How to create a Garden for your Valleys Environment
Each of the six classic Human Design environments can be found everywhere.
Caves, Markets and Kitchens People resonate with a hardscape; these are man-made areas that define a particular space.
For example, having a yard with a fence around the perimeter creates a defined hardscape — better for Caves, Markets and Kitchens.
Mountains, Valleys and Shores people resonate with a landscape; this is more formless and changeable than the hardscape as energy around a space can shift and change with time.
For example, let’s say there are a series of break-ins in your community, this would affect hardscape and landscape people differently. The landscape group is more sensitive to the changes in the wider community than hardscape people.
Of course, while these changes may still bother the hardscape people — no one likes a break-in! — it’s important to note it could affect the landscape group in a different way. Landscape and Hardscape environments are sensitive to different things.
In Landscape Feng Shui principles, looking for the four celestial creatures in the land masses around you depicts an auspicious environment. Learning to read the wider surroundings around your home using this form of Feng Shui might be a fun practice, particularly for Mountains, Valleys and Shores people — although everyone can benefit!

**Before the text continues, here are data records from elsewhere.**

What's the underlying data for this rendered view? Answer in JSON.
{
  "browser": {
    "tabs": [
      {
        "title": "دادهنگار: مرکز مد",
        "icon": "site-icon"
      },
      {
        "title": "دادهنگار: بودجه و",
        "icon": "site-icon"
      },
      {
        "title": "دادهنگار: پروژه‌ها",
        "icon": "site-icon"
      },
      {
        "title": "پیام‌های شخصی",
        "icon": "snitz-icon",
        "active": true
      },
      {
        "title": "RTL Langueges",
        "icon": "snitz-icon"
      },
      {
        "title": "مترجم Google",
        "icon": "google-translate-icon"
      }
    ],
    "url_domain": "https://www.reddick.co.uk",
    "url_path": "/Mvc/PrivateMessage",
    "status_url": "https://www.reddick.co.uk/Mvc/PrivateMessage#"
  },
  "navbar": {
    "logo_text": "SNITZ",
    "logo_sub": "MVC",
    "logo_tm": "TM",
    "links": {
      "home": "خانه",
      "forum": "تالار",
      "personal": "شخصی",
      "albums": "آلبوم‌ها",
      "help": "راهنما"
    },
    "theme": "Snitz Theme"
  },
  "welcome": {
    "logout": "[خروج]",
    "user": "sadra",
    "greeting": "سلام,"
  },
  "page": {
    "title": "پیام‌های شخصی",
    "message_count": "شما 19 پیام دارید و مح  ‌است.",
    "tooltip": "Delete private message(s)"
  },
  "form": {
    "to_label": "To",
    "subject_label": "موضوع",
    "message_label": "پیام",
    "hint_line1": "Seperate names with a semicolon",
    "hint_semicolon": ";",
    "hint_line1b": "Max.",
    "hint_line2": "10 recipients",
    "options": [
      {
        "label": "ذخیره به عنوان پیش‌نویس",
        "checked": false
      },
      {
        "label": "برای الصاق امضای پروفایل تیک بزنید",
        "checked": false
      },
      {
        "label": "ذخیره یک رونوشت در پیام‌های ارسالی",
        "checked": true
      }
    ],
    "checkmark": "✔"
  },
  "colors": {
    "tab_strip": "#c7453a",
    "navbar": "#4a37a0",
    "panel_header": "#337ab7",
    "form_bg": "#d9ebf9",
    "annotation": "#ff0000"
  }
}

Check out this post to read about how finding the four Celestial Creatures around your home can bring auspiciousness.
Create pathways
How can you encourage walking pathways and regularly tending to your plants? Can you lay out your plants in rows? Can you plants creeping mosses in the ground like a fragrant walkway? Can you inlay stones and pavers to create streams of energy throughout your garden? Creating pathways encourages healthy flowing energy all around you, and encourages your body to move along those pathways in a deeply grounding act.
Ensure walkability
Ideally, you can be out in your garden barefoot, and there is nothing that will injure or harm your feet. The ground is soft and healthy. You may even have certain plant material growing in the ground that releases fragrances as you walk on them. Perhaps you have made stone, sand, mulch or gravel pathways. Whatever you have on the earth, make sure you could walk on it barefoot.
Intimately consider the layout
It’s important your garden space has good flow, creating pockets of swirling cosmic chi. You don’t want to have any dead ends, strange corners or turns, or sickly looking areas. When you’re laying out your plants or deciding where things will go, ensure you’re creating good flow and movement throughout the space, finding harmony and balance throughout the surroundings, rather than creating dead ends or weird layouts. Don’t be afraid to uproot things, or move larger pieces if necessary.
Attract birds and butterflies
It’s great to have something to watch and gather information on in the Valley. Consider planting items that use colour or fragrance to attract all kinds of creatures and critters to your garden. Bonus points if they become regulars, like friendly deer, a returning woodpecker, a family of caterpillars and butterflies, or a birds nest! If you ever find yourself giving a returning creature a name, you’ll know you’re in the Valley. ;)
Create a gardening ritual
Maybe you make a morning tea and water your plants. Perhaps it’s a bedtime walkabout and chitchat with the new blooms every weekend. Whatever you find yourself doing outdoors, consider how you can bring more intention and awareness throughout this practice. Whatever you’re going through, give it to the garden.
Talk to your plants
Give those babies a name, touch their leaves, chit-chat with them on the regular, and pay attention to how they grow and respond to your energy. There are many studies about plant health changing depending on the words people say to the plants, such as encouraging loving words, and other not-so-friendly words. How can you bring this information to your experiments in Human Design as a Valleys person? Talk to your plants, or vent to them, or talk certain ways to certain plants — see what you notice! Keep checking in.